A l'occasion, il a fait un survol de la situation socio-économico-politique et sécuritaire du pays. S'agissant de l'aspect sécuritaire, plus précisément de la guerre à l'Est du pays, il a confirmé l'accord de cessez-le-feu signé tout récemment à Luanda entre Kinshasa et Kigali qu'il a piloté, côté congolais, à partir de Bruxelles à travers la délégation conduite par la ministre d'Etat et ministre des Affaires étrangères Thérèse Kayikwamba.
A en croire le président congolais, ce cessez-le-feu est le fait des Rwandais par les Américains pour lesquels les autorités congolaises ont une oreille attentive. Il a laissé entendre qu'il faut qu'on en finisse une fois pour toutes avec cette question des FDLR. Pour lui, il n'y aura pas en fait des négociations avec son homologue rwandais, il va plutôt lui parler afin qu'il retire ses militaires du Congo. En aucun cas, a-t-il dit, il n'est point question de négocier avec les pantins rwandais du M23 et de l'AFC (Alliance Fleuve Congo) de Corneille Nangaa pour donner lieu au mixage et brassage des troupes comme jadis.
Sans jambages, il a souligné que c'est Joseph Kabila à la recherche d'une insurrection qui se cache derrière Nangaa. Donc, l'AFC c'est Joseph Kabila.
En effet, la capitale angolaise a accueilli ce 31 juillet la deuxième réunion ministérielle entre le Rwanda et la RDC. Celle-ci a accouché d'un accord de cessez-le-feu illimité entré en vigueur le 04 août à minuit.
Annonçant ce pacte, le président angolais a laissé entendre qu'il sera supervisé par le mécanisme de vérification ad hoc, renforcé en référence au système de planification déjà créé en réponse aux violences.

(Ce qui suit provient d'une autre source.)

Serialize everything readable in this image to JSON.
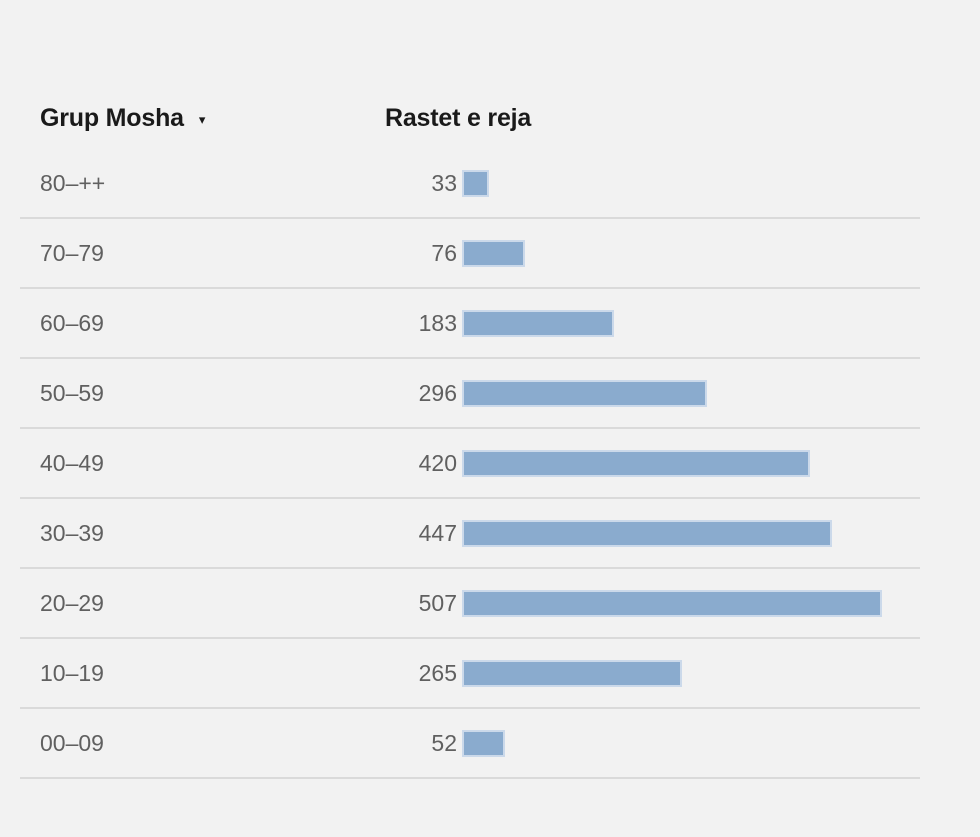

Aucun autre détail n'a été donné par le médiateur bien que, entretemps, la question de sa portée par rapport aux trêves humanitaires taraude les esprits.
Cependant, cet accord, salué par les USA qui en sont à la manoeuvre, la France, la Belgique et l'Union européenne, a suscité aussi bien la colère que de nombreuses critiques de la part des Congolais qui sont convaincus que le meilleur langage que comprendrait le Rwanda c'est celui des armes.
Car, non seulement le flou persiste dans ledit accord, mais aussi l'expérience a démontré par le passé que Kigali a toujours profité de telles situations pour tourner la RDC en bourrique, faisant jouer de ce fait, pour des nouvelles conquêtes territoriales, ses pseudo-rebelles congolais qui, souvent, ne s'empêchent de se désolidariser de leur parrain et mentor. Point n'est besoin de souligner que l'actuel cessez-le-feu, qui est à ses débuts, n'a pas fait exception. Lorgnant après le chute de Kanyabayonga sur Beni, Butembo et Lubero avec des perspectives sur l'Ituri ou la Tshopo, le M23-AFC ne s'est pas empêché de capter d'autres localités dans le Nord-Kivu, dont Nyamilima et Ishasha.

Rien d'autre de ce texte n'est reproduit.